Bodidharma el Bendito retrocedió.
No deseaba usar el arma.
—¡Oh, Bienaventurado Eterno, sentado en la Flor de Loto, Buda, ayúdame!
No sintió ninguna respuesta en el corazón. El pecado y la maldad de las bestias eran tales que incluso el Buda apartaba gentilmente el rostro y negaba protección a su mensajero, el misionero Bodidharma.
De mala gana, Bodidharma sacó la flauta.
El instrumento era un arma delicada, que tenía el doble de la longitud de un dedo humano. Dorada, de forma extraña, casi fea, evocaba una civilización que ningún ser vivo de la India recordaba. La flauta provenía de los orígenes de la humanidad, había atravesado una multitud de épocas, una legión de años, y había sobrevivido como testimonio del poder de los hombres primigenios.
En la punta de la flauta había una pequeña boquilla. Cuatro orificios permitían modular y combinar una amplia variedad de notas.
Si se soplaba una vez, la flauta transmitía santidad. Esto ocurría si todos los orificios estaban tapados.
Sí se soplaba dos veces con todos los orificios abiertos, la flauta comunicaba su propio poder. Era un poder extraño. Acentuaba las emociones de cada ser vivo que la oyera.
Bodidharma el Bendito había llevado la flauta porque lo confortaba. Con los orificios cerrados, sus notas le evocaban el sagrado mensaje de los Tres Tesoros de Buda, que ahora él llevaba de India a China. Con los orificios abiertos, las notas transmitían júbilo a los inocentes y castigo a los malvados. No era la flauta la que determinaba inocencia o maldad, sino los oyentes. Los árboles que oían las notas a su manera arbórea hundían aún más las raíces en la tierra y elevaban las ramas al cielo buscando nutrición con renovada aunque opaca esperanza vegetal. Los tigres se volvían más tigres, las ranas más ranas, los hombres más buenos o malos, según su temperamento.

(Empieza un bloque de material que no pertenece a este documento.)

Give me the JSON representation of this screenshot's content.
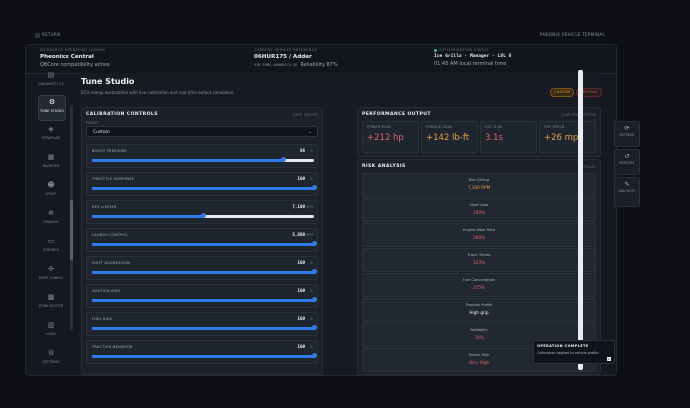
{
  "topbar": {
    "back_label": "RETURN",
    "right_label": "PHEONIX VEHICLE TERMINAL"
  },
  "infobar": {
    "org": {
      "label": "WORKSHOP OPERATING LEDGER",
      "name": "Pheonixx Central",
      "sub": "QBCore compatibility active"
    },
    "vehicle": {
      "label": "CURRENT VEHICLE REFERENCE",
      "name": "06HUR175 / Adder",
      "vin": "VIN PAMS-06HUR175-IE",
      "reliability": "Reliability 87%"
    },
    "auth": {
      "label": "AUTHORIZATION STATUS",
      "user": "Ice Grilla · Manager · LVL 6",
      "time": "01:45 AM local terminal time"
    }
  },
  "sidebar": {
    "items": [
      {
        "label": "DIAGNOSTI CS",
        "icon": "diagnostics-icon"
      },
      {
        "label": "TUNE STUDIO",
        "icon": "tune-icon"
      },
      {
        "label": "SPRAYLAB",
        "icon": "spray-icon"
      },
      {
        "label": "INVOICES",
        "icon": "invoice-icon"
      },
      {
        "label": "STAFF",
        "icon": "staff-icon"
      },
      {
        "label": "FINANCE",
        "icon": "finance-icon"
      },
      {
        "label": "STASHES",
        "icon": "stash-icon"
      },
      {
        "label": "SHOP CONFIG",
        "icon": "config-icon"
      },
      {
        "label": "ZONE EDITOR",
        "icon": "zone-icon"
      },
      {
        "label": "LOGS",
        "icon": "logs-icon"
      },
      {
        "label": "SETTINGS",
        "icon": "settings-icon"
      }
    ]
  },
  "studio": {
    "title": "Tune Studio",
    "subtitle": "ECU remap workstation with live calibration and real-time output simulation.",
    "pill_custom": "CUSTOM",
    "pill_critical": "CRITICAL"
  },
  "calibration": {
    "header": "CALIBRATION CONTROLS",
    "header_right": "SAFE INPUTS",
    "preset_label": "PRESET",
    "preset_value": "Custom",
    "sliders": [
      {
        "name": "BOOST PRESSURE",
        "value": "86",
        "unit": "%",
        "fraction": 0.86
      },
      {
        "name": "THROTTLE RESPONSE",
        "value": "100",
        "unit": "%",
        "fraction": 1.0
      },
      {
        "name": "REV LIMITER",
        "value": "7,100",
        "unit": "RPM",
        "fraction": 0.5
      },
      {
        "name": "LAUNCH CONTROL",
        "value": "5,860",
        "unit": "RPM",
        "fraction": 1.0
      },
      {
        "name": "SHIFT AGGRESSION",
        "value": "100",
        "unit": "%",
        "fraction": 1.0
      },
      {
        "name": "IGNITION BIAS",
        "value": "100",
        "unit": "%",
        "fraction": 1.0
      },
      {
        "name": "FUEL BIAS",
        "value": "100",
        "unit": "%",
        "fraction": 1.0
      },
      {
        "name": "TRACTION BEHAVIOR",
        "value": "100",
        "unit": "%",
        "fraction": 1.0
      }
    ]
  },
  "performance": {
    "header": "PERFORMANCE OUTPUT",
    "header_right": "LIVE PROJECTION",
    "metrics": [
      {
        "label": "POWER GAIN",
        "value": "+212 hp",
        "color": "#e06565"
      },
      {
        "label": "TORQUE GAIN",
        "value": "+142 lb-ft",
        "color": "#e9a347"
      },
      {
        "label": "EST. 0-60",
        "value": "3.1s",
        "color": "#e06565"
      },
      {
        "label": "TOP SPEED",
        "value": "+26 mph",
        "color": "#e9a347"
      }
    ]
  },
  "risk": {
    "header": "RISK ANALYSIS",
    "header_right": "CRITICAL",
    "rows": [
      {
        "label": "Rev Ceiling",
        "value": "7,100 RPM",
        "tone": "amber"
      },
      {
        "label": "Heat Load",
        "value": "100%",
        "tone": "red"
      },
      {
        "label": "Engine Wear Rate",
        "value": "288%",
        "tone": "red"
      },
      {
        "label": "Trans. Stress",
        "value": "123%",
        "tone": "red"
      },
      {
        "label": "Fuel Consumption",
        "value": "215%",
        "tone": "red"
      },
      {
        "label": "Traction Profile",
        "value": "High grip",
        "tone": "white"
      },
      {
        "label": "Reliability",
        "value": "78%",
        "tone": "red"
      },
      {
        "label": "Failure Risk",
        "value": "Very High",
        "tone": "red"
      }
    ]
  },
  "right_panel": {
    "buttons": [
      {
        "label": "REFRESH",
        "icon": "refresh-icon"
      },
      {
        "label": "RESTORE",
        "icon": "restore-icon"
      },
      {
        "label": "ADD NOTE",
        "icon": "note-icon"
      }
    ]
  },
  "toast": {
    "title": "OPERATION COMPLETE",
    "message": "Calibration applied to vehicle profile."
  }
}
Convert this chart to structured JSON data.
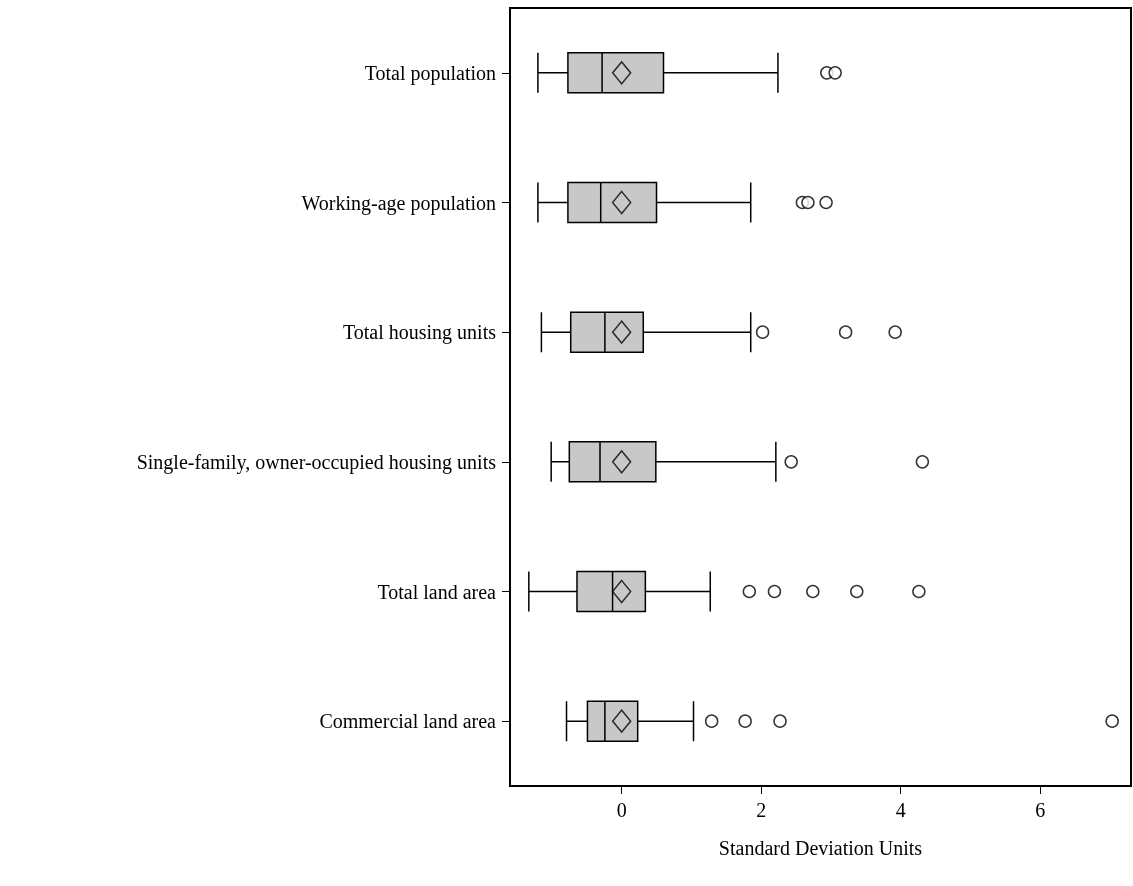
{
  "chart_data": {
    "type": "box",
    "orientation": "horizontal",
    "xlabel": "Standard Deviation Units",
    "categories": [
      "Total population",
      "Working-age population",
      "Total housing units",
      "Single-family, owner-occupied housing units",
      "Total land area",
      "Commercial land area"
    ],
    "xlim": [
      -1.6,
      7.3
    ],
    "xticks": [
      0,
      2,
      4,
      6
    ],
    "grid": false,
    "series": [
      {
        "color": "#c8c8c8",
        "boxes": [
          {
            "low": -1.2,
            "q1": -0.77,
            "median": -0.28,
            "q3": 0.6,
            "high": 2.24,
            "mean": 0,
            "outliers": [
              2.94,
              3.06
            ]
          },
          {
            "low": -1.2,
            "q1": -0.77,
            "median": -0.3,
            "q3": 0.5,
            "high": 1.85,
            "mean": 0,
            "outliers": [
              2.59,
              2.67,
              2.93
            ]
          },
          {
            "low": -1.15,
            "q1": -0.73,
            "median": -0.24,
            "q3": 0.31,
            "high": 1.85,
            "mean": 0,
            "outliers": [
              2.02,
              3.21,
              3.92
            ]
          },
          {
            "low": -1.01,
            "q1": -0.75,
            "median": -0.31,
            "q3": 0.49,
            "high": 2.21,
            "mean": 0,
            "outliers": [
              2.43,
              4.31
            ]
          },
          {
            "low": -1.33,
            "q1": -0.64,
            "median": -0.13,
            "q3": 0.34,
            "high": 1.27,
            "mean": 0,
            "outliers": [
              1.83,
              2.19,
              2.74,
              3.37,
              4.26
            ]
          },
          {
            "low": -0.79,
            "q1": -0.49,
            "median": -0.24,
            "q3": 0.23,
            "high": 1.03,
            "mean": 0,
            "outliers": [
              1.29,
              1.77,
              2.27,
              7.03
            ]
          }
        ]
      }
    ]
  }
}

—¡Deteneos! —exhortó Bodidharma el Bendito a las bestias.
Las bestias avanzaron: tigre y lobo, zorro y chacal, serpiente y araña.
—¡Deteneos! —repitió Bodidharma.
Las bestias siguieron avanzando: cascos y garras, aguijones y dientes, ojos brillantes.
—¡Deteneos! —dijo Bodidharma por tercera vez.
Las bestias continuaron su avance. Bodidharma sopló la flauta dos veces, los orificios abiertos, con fuerza y claridad.
Dos veces, con fuerza y claridad.
Los animales se detuvieron. Después de la segunda nota se revolvieron inquietos, encarcelados aún más profundamente en la bestialidad de su naturaleza. El tigre le rugió a sus zarpas, el lobo se quiso morder la cola, el chacal huyó temeroso de su propia sombra, la araña se ocultó bajo la oscuridad de las rocas, y las demás bestias viles que habían amenazado al Bendito le cedieron el paso.